Thursday, November 4, 2010

Statistics

This was supposed to be an update pre-my last scheduled treatment, but work got in the way.  So instead, it has turned into a post-treatment update.  For those counting, I went in yesterday for treatment number six.  That is six of six, so until someone tells me otherwise, I'm done.  I've had a number of questions along the line of: "So, you're almost there.  Are you excited?"  The truthful answer is, "no, not exactly excited."  Grateful, that I won't be sitting in the leather chair three weeks from now.  Tired of chemo, for sure.  Anxious, perhaps, to see the results of the next schedule PET scan and get the picture proof of remission.  Cognizant that we are talking "remission" and not "cure."  But not really excited.  Not in the way you are excited about an upcoming trip or an upcoming loaf after smelling the bread baking.  Just relieved and ready to rebuild.

Part of the power of administering your own webpage is access to the statistics tools.  The tools largely reveal the expected.  Most of you are in the U.S., and most got here from various mail sites (i.e., someone probably e-mailed you a link to the page).  As of today, there have been 2,116 page views.  I suspect half of those are me, maybe a quarter of them my Mom (unless she got scarred away by the topless pictures some time ago), and the rest are spread amongst those of you who came here deliberately and those who stumbled here by accident.  And there are a few people who stumbled here on accident.  One person Googled "chemo shave" and took the time to read (or at least follow the link).  Whoever you are, I hope you learned something!  A couple (or one person multiple times) got here from a Google search of images on the .ru version of the search site, looking for images of "Alps fog."  I suspect they did not find exactly what they were looking for, but hope they were entertained nevertheless.  Other Google searches were all either looking for this blog specifically or looking for information about the northernmost cobras in the U.S.  The later is a possibility, I guess.  I used to think that there were no snakes in Alaska at all.  Recently, I've read a number of different places that Maine is the only U.S. state without any poisonous snakes.  That suggests that not only is there a snake somewhere in Alaska, but that it is poisonous.  I suspect it is somewhere in SE Alaska, but highly doubt it is a cobra.
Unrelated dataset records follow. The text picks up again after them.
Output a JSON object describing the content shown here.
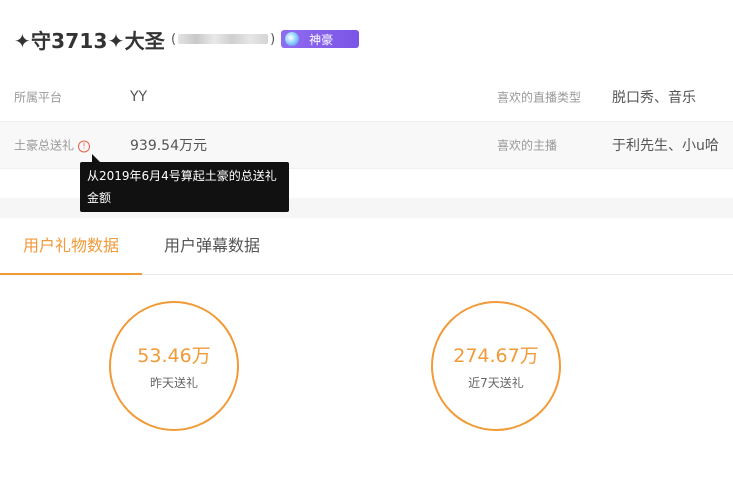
{
  "user": {
    "name": "✦守3713✦大圣",
    "uid_open": "(",
    "uid_close": ")",
    "badge_label": "神豪"
  },
  "info": {
    "platform_label": "所属平台",
    "platform_value": "YY",
    "fav_type_label": "喜欢的直播类型",
    "fav_type_value": "脱口秀、音乐",
    "total_gift_label": "土豪总送礼",
    "total_gift_value": "939.54万元",
    "fav_anchor_label": "喜欢的主播",
    "fav_anchor_value": "于利先生、小u哈"
  },
  "tooltip": {
    "text": "从2019年6月4号算起土豪的总送礼金额"
  },
  "tabs": [
    {
      "label": "用户礼物数据",
      "active": true
    },
    {
      "label": "用户弹幕数据",
      "active": false
    }
  ],
  "stats": [
    {
      "value": "53.46万",
      "label": "昨天送礼"
    },
    {
      "value": "274.67万",
      "label": "近7天送礼"
    }
  ],
  "colors": {
    "accent": "#f19a38",
    "badge": "#7b55e6",
    "warning": "#e8604c"
  }
}
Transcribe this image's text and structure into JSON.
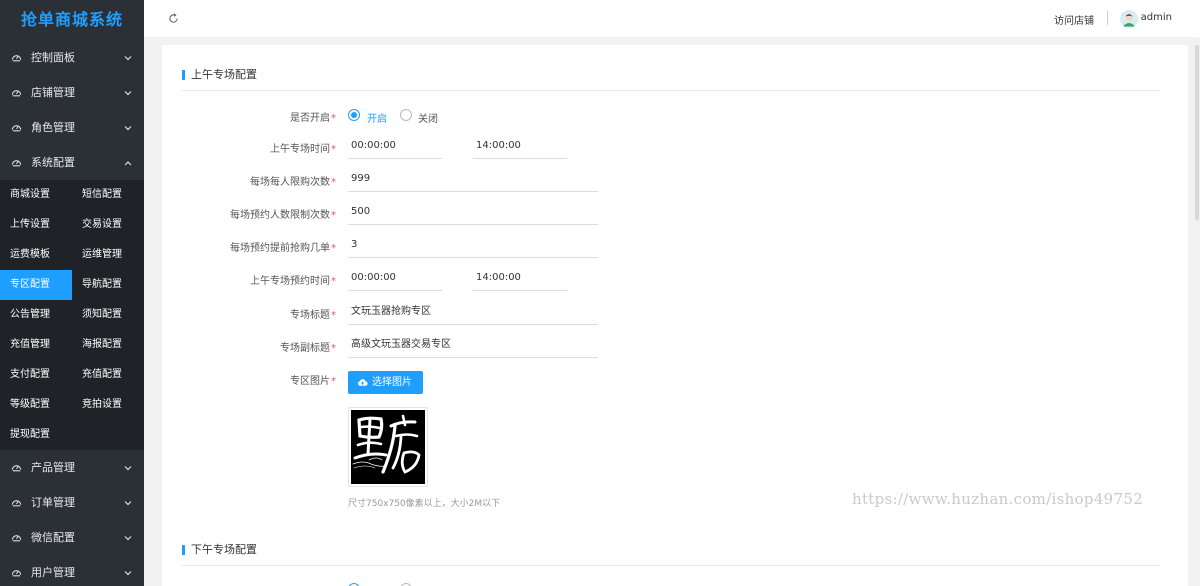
{
  "app": {
    "title": "抢单商城系统"
  },
  "sidebar": {
    "menus_top": [
      {
        "label": "控制面板",
        "icon": "dashboard-icon",
        "expanded": false
      },
      {
        "label": "店铺管理",
        "icon": "dashboard-icon",
        "expanded": false
      },
      {
        "label": "角色管理",
        "icon": "dashboard-icon",
        "expanded": false
      },
      {
        "label": "系统配置",
        "icon": "dashboard-icon",
        "expanded": true
      }
    ],
    "submenu": [
      {
        "label": "商城设置"
      },
      {
        "label": "短信配置"
      },
      {
        "label": "上传设置"
      },
      {
        "label": "交易设置"
      },
      {
        "label": "运费模板"
      },
      {
        "label": "运维管理"
      },
      {
        "label": "专区配置",
        "active": true
      },
      {
        "label": "导航配置"
      },
      {
        "label": "公告管理"
      },
      {
        "label": "须知配置"
      },
      {
        "label": "充值管理"
      },
      {
        "label": "海报配置"
      },
      {
        "label": "支付配置"
      },
      {
        "label": "充值配置"
      },
      {
        "label": "等级配置"
      },
      {
        "label": "竞拍设置"
      },
      {
        "label": "提现配置"
      }
    ],
    "menus_bottom": [
      {
        "label": "产品管理",
        "icon": "dashboard-icon"
      },
      {
        "label": "订单管理",
        "icon": "dashboard-icon"
      },
      {
        "label": "微信配置",
        "icon": "dashboard-icon"
      },
      {
        "label": "用户管理",
        "icon": "dashboard-icon"
      }
    ]
  },
  "header": {
    "visit_store": "访问店铺",
    "separator": "|",
    "username": "admin"
  },
  "morning": {
    "section_title": "上午专场配置",
    "enabled": {
      "label": "是否开启",
      "options": [
        "开启",
        "关闭"
      ],
      "selected": "开启"
    },
    "session_time": {
      "label": "上午专场时间",
      "start": "00:00:00",
      "end": "14:00:00"
    },
    "per_user_limit": {
      "label": "每场每人限购次数",
      "value": "999"
    },
    "reserve_user_limit": {
      "label": "每场预约人数限制次数",
      "value": "500"
    },
    "reserve_ahead": {
      "label": "每场预约提前抢购几单",
      "value": "3"
    },
    "reserve_time": {
      "label": "上午专场预约时间",
      "start": "00:00:00",
      "end": "14:00:00"
    },
    "zone_title": {
      "label": "专场标题",
      "value": "文玩玉器抢购专区"
    },
    "zone_subtitle": {
      "label": "专场副标题",
      "value": "高级文玩玉器交易专区"
    },
    "zone_image": {
      "label": "专区图片",
      "button": "选择图片",
      "preview_text": "里店",
      "hint": "尺寸750x750像素以上，大小2M以下"
    }
  },
  "afternoon": {
    "section_title": "下午专场配置"
  },
  "required_mark": "*",
  "watermark": "https://www.huzhan.com/ishop49752",
  "colors": {
    "accent": "#1e9fff",
    "sidebar_bg": "#2b3036",
    "submenu_bg": "#1f2328",
    "required": "#ff4d4f"
  }
}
So far, I've had visits from the following countries:  United States (2,038), Canada (36 - Hi A and fam!), France (22 - Hi T and A!), Netherlands (4), Belgium (3), China (3), Germany (3), Russia (3), Poland (2), and Switzerland (1).  Of course, this is all just a drawn out request to any of you traveling: Take a laptop or find an internet cafe and dramatically expand the international scope of this blog!  I want to see hits from Burma!  Colombia!  Zamiba!  A Pacific island of your choice (other than Hawaii, which won't register separate from the U.S.)!  We've made good in-roads in Europe, but surely can do better!  Consider it a call to arms!

Of course, statistics can be applied in fields far flung from merely recording website traffic.  Try getting cancer and attempting to learn something about your disease.  It is a little humbling to think you have something that compels people who write on it to develop five-year mortality rates.  Luckily: (1) those numbers are good for NHL patients; and (2) for a disease with an average age at diagnosis of 60, I think a lot of the folks on the bad side of the 5-year bell curve probably had other issues going on as well.  Statistics don't tell you but so much.  Nevertheless, they draw you in, and I've been poking around at average remission rates.  It just creates more questions than answers, though.  Primarily, were the statistics developed using patients undergoing the new post-chemo maintenance regimes?  I guess it doesn't really matter.  I'll just aim for outlier status in any case... on the right side of the curve.  Permanent remission, anyone?